Une obligation de résultat "loin d'être généralisée" dans la pratique
"Les architectes sont globalement toujours liés à l'obligation de moyens, et les entrepreneurs à celle de résultat. Les architectes peuvent aussi y être soumis mais seulement dans le cas d'une contractualisation", poursuit Paul-François Luciani. En effet, les architectes sont, sur le principe, tenus à une obligation de moyens jusqu'à la réception des travaux, puis une obligation de résultat après la réception ; cependant, les parties prenantes sont toujours dans la possibilité de contractualiser ce qui aurait pu s'inscrire dans une obligation de moyens en une obligation de résultat. Et c'est en fait la notion de performance, inscrite dans la loi Essoc, qui aurait conduit à cet amalgame de la profession entre moyens et résultat : "Sur le plan sémantique, on pouvait penser qu'on s'acheminait vers une obligation de résultat, notamment sur la base de l'article 49 de la loi Essoc. Le Législateur pourrait le faire croire au vu des textes, mais cette obligation de résultat est, dans la pratique, loin d'être généralisée quand on écoute l'analyse des juristes. Il va bien sûr y avoir quelques expérimentations pour répondre à une demande politique, mais pourra-t-on parler d'une révolution institutionnelle ? Je ne le pense pas."

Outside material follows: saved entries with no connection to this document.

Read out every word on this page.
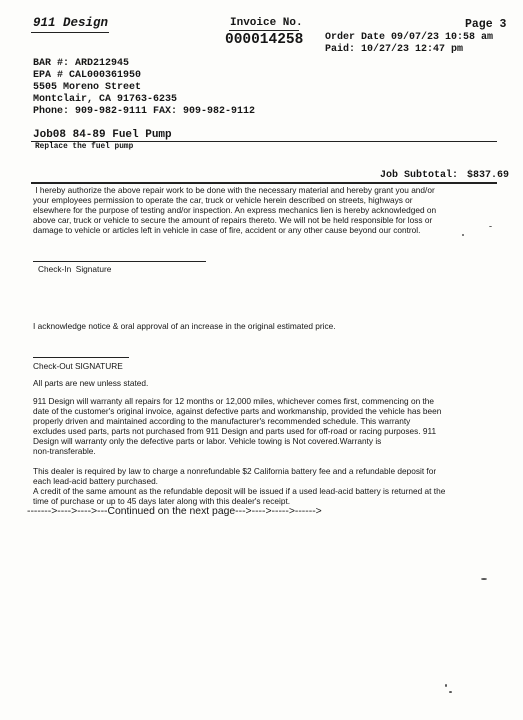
911 Design	Invoice No.
000014258
Page 3
Order Date 09/07/23 10:58 am
Paid: 10/27/23 12:47 pm
BAR #: ARD212945
EPA # CAL000361950
5505 Moreno Street
Montclair, CA 91763-6235
Phone: 909-982-9111 FAX: 909-982-9112
Job08 84-89 Fuel Pump
Replace the fuel pump
Job Subtotal: $837.69
I hereby authorize the above repair work to be done with the necessary material and hereby grant you and/or
your employees permission to operate the car, truck or vehicle herein described on streets, highways or
elsewhere for the purpose of testing and/or inspection. An express mechanics lien is hereby acknowledged on
above car, truck or vehicle to secure the amount of repairs thereto. We will not be held responsible for loss or
damage to vehicle or articles left in vehicle in case of fire, accident or any other cause beyond our control.
Check-In  Signature
I acknowledge notice & oral approval of an increase in the original estimated price.
Check-Out SIGNATURE
All parts are new unless stated.
911 Design will warranty all repairs for 12 months or 12,000 miles, whichever comes first, commencing on the
date of the customer's original invoice, against defective parts and workmanship, provided the vehicle has been
properly driven and maintained according to the manufacturer's recommended schedule. This warranty
excludes used parts, parts not purchased from 911 Design and parts used for off-road or racing purposes. 911
Design will warranty only the defective parts or labor. Vehicle towing is Not covered.Warranty is
non-transferable.
This dealer is required by law to charge a nonrefundable $2 California battery fee and a refundable deposit for
each lead-acid battery purchased.
A credit of the same amount as the refundable deposit will be issued if a used lead-acid battery is returned at the
time of purchase or up to 45 days later along with this dealer's receipt.
------->---->---->---Continued on the next page--->---->----->------>
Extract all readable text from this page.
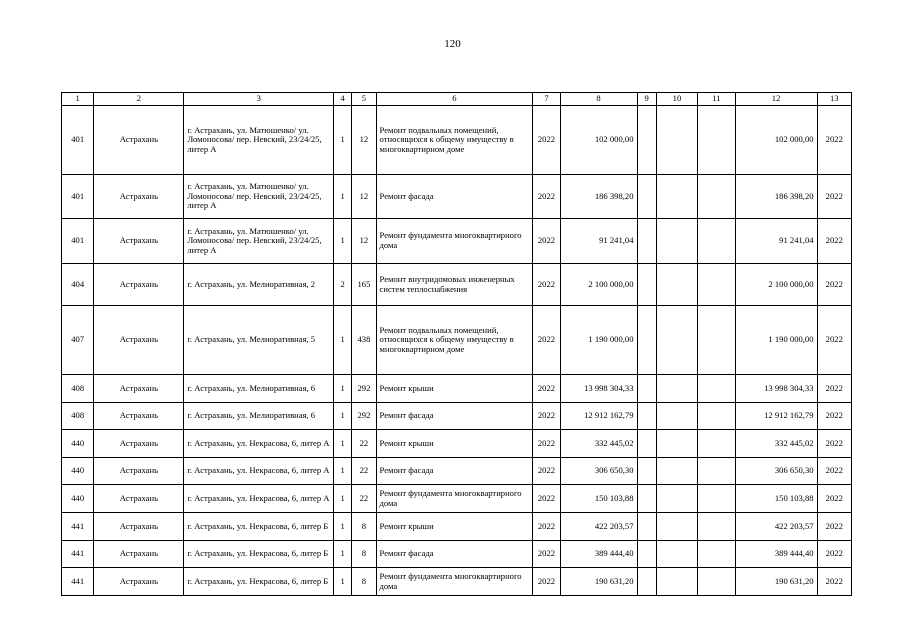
120
1	2	3	4	5	6	7	8	9	10	11	12	13
401	Астрахань	г. Астрахань, ул. Матюшенко/ ул. Ломоносова/ пер. Невский, 23/24/25, литер А	1	12	Ремонт подвальных помещений, относящихся к общему имуществу в многоквартирном доме	2022	102 000,00				102 000,00	2022
401	Астрахань	г. Астрахань, ул. Матюшенко/ ул. Ломоносова/ пер. Невский, 23/24/25, литер А	1	12	Ремонт фасада	2022	186 398,20				186 398,20	2022
401	Астрахань	г. Астрахань, ул. Матюшенко/ ул. Ломоносова/ пер. Невский, 23/24/25, литер А	1	12	Ремонт фундамента многоквартирного дома	2022	91 241,04				91 241,04	2022
404	Астрахань	г. Астрахань, ул. Мелиоративная, 2	2	165	Ремонт внутридомовых инженерных систем теплоснабжения	2022	2 100 000,00				2 100 000,00	2022
407	Астрахань	г. Астрахань, ул. Мелиоративная, 5	1	438	Ремонт подвальных помещений, относящихся к общему имуществу в многоквартирном доме	2022	1 190 000,00				1 190 000,00	2022
408	Астрахань	г. Астрахань, ул. Мелиоративная, 6	1	292	Ремонт крыши	2022	13 998 304,33				13 998 304,33	2022
408	Астрахань	г. Астрахань, ул. Мелиоративная, 6	1	292	Ремонт фасада	2022	12 912 162,79				12 912 162,79	2022
440	Астрахань	г. Астрахань, ул. Некрасова, 6, литер А	1	22	Ремонт крыши	2022	332 445,02				332 445,02	2022
440	Астрахань	г. Астрахань, ул. Некрасова, 6, литер А	1	22	Ремонт фасада	2022	306 650,30				306 650,30	2022
440	Астрахань	г. Астрахань, ул. Некрасова, 6, литер А	1	22	Ремонт фундамента многоквартирного дома	2022	150 103,88				150 103,88	2022
441	Астрахань	г. Астрахань, ул. Некрасова, 6, литер Б	1	8	Ремонт крыши	2022	422 203,57				422 203,57	2022
441	Астрахань	г. Астрахань, ул. Некрасова, 6, литер Б	1	8	Ремонт фасада	2022	389 444,40				389 444,40	2022
441	Астрахань	г. Астрахань, ул. Некрасова, 6, литер Б	1	8	Ремонт фундамента многоквартирного дома	2022	190 631,20				190 631,20	2022
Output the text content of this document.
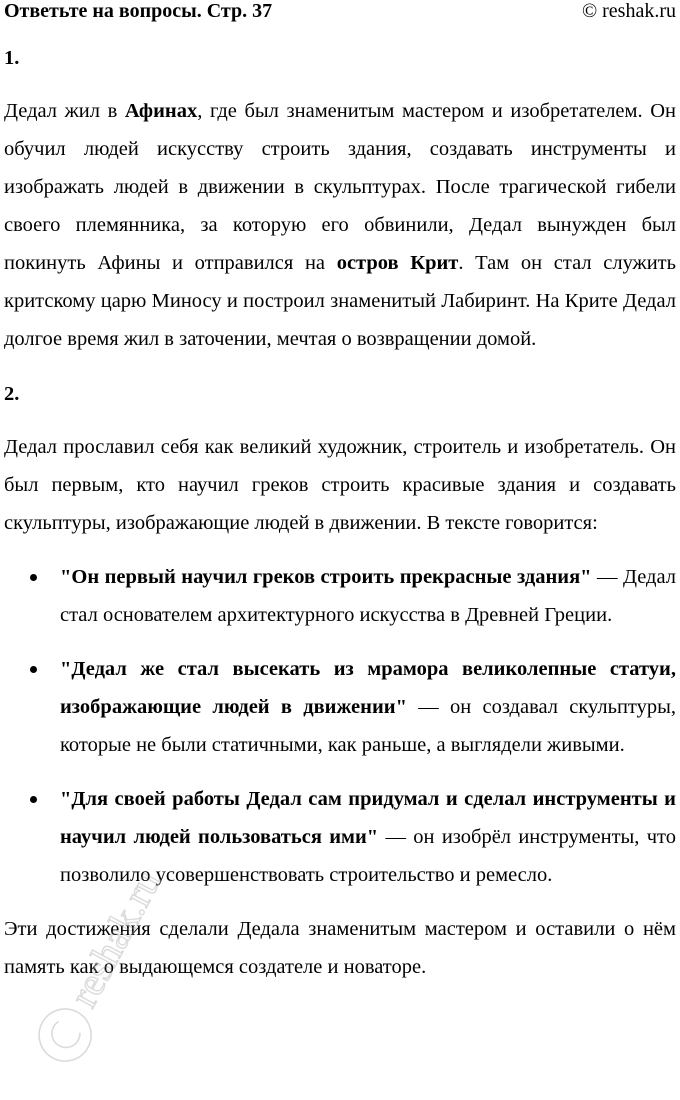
Ответьте на вопросы. Стр. 37	© reshak.ru

1.

Дедал жил в Афинах, где был знаменитым мастером и изобретателем. Он обучил людей искусству строить здания, создавать инструменты и изображать людей в движении в скульптурах. После трагической гибели своего племянника, за которую его обвинили, Дедал вынужден был покинуть Афины и отправился на остров Крит. Там он стал служить критскому царю Миносу и построил знаменитый Лабиринт. На Крите Дедал долгое время жил в заточении, мечтая о возвращении домой.

2.

Дедал прославил себя как великий художник, строитель и изобретатель. Он был первым, кто научил греков строить красивые здания и создавать скульптуры, изображающие людей в движении. В тексте говорится:

"Он первый научил греков строить прекрасные здания" — Дедал стал основателем архитектурного искусства в Древней Греции.
"Дедал же стал высекать из мрамора великолепные статуи, изображающие людей в движении" — он создавал скульптуры, которые не были статичными, как раньше, а выглядели живыми.
"Для своей работы Дедал сам придумал и сделал инструменты и научил людей пользоваться ими" — он изобрёл инструменты, что позволило усовершенствовать строительство и ремесло.

Эти достижения сделали Дедала знаменитым мастером и оставили о нём память как о выдающемся создателе и новаторе.

reshak.ru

Les entrepreneurs sont toujours soumis à une obligation de résultat, avant comme après réception
Du côté des entrepreneurs, l'OGBTP rappelle qu'ils sont toujours soumis à une obligation de résultat, avant comme après réception. Le seul cas de figure où ils peuvent s'en exonérer doit être un cas de force majeure, autrement dit un évènement exceptionnel comme un glissement de terrain ou un aléa climatique - et encore, cela dépend des cas, mais d'une manière générale l'évènement doit correspondre au critère "d'imprévisibilité", "d'irrésistibilité" et "d'extériorité". La responsabilité de l'entrepreneur peut aussi être dégagée du fait du maître d'ouvrage, soit avant réception, dans le cas de "l'acceptation du maître d'ouvrage qui a bien été avisé par l'entrepreneur des risques inhérents à l'absence de certains travaux", soit après réception, dans le cas d'un défaut d'entretien. En revanche, la responsabilité de l'entrepreneur peut être engagée après réception du chantier en cas de dommages "intermédiaires" - des petits désordres qui ne relèvent pas des garanties légales (décennale, biennale et garantie de parfait achèvement) mais qui renvoient à l'obligation de résultat -, de travaux non-constitutifs à l'ouvrage - des travaux annexes qui "rendent l'ouvrage impropre à sa destination" - ou de levée de réserves - tant que les réserves n'ont pas été levées, l'obligation de résultat est maintenue. Dernier cas de figure à noter : quand l'entrepreneur réalise des prestations en lien avec la conception, sa responsabilité doit rentrer dans le champ de l'obligation de moyens. Mais dans le cas d'un manquement avéré, cela relève de son devoir de conseil.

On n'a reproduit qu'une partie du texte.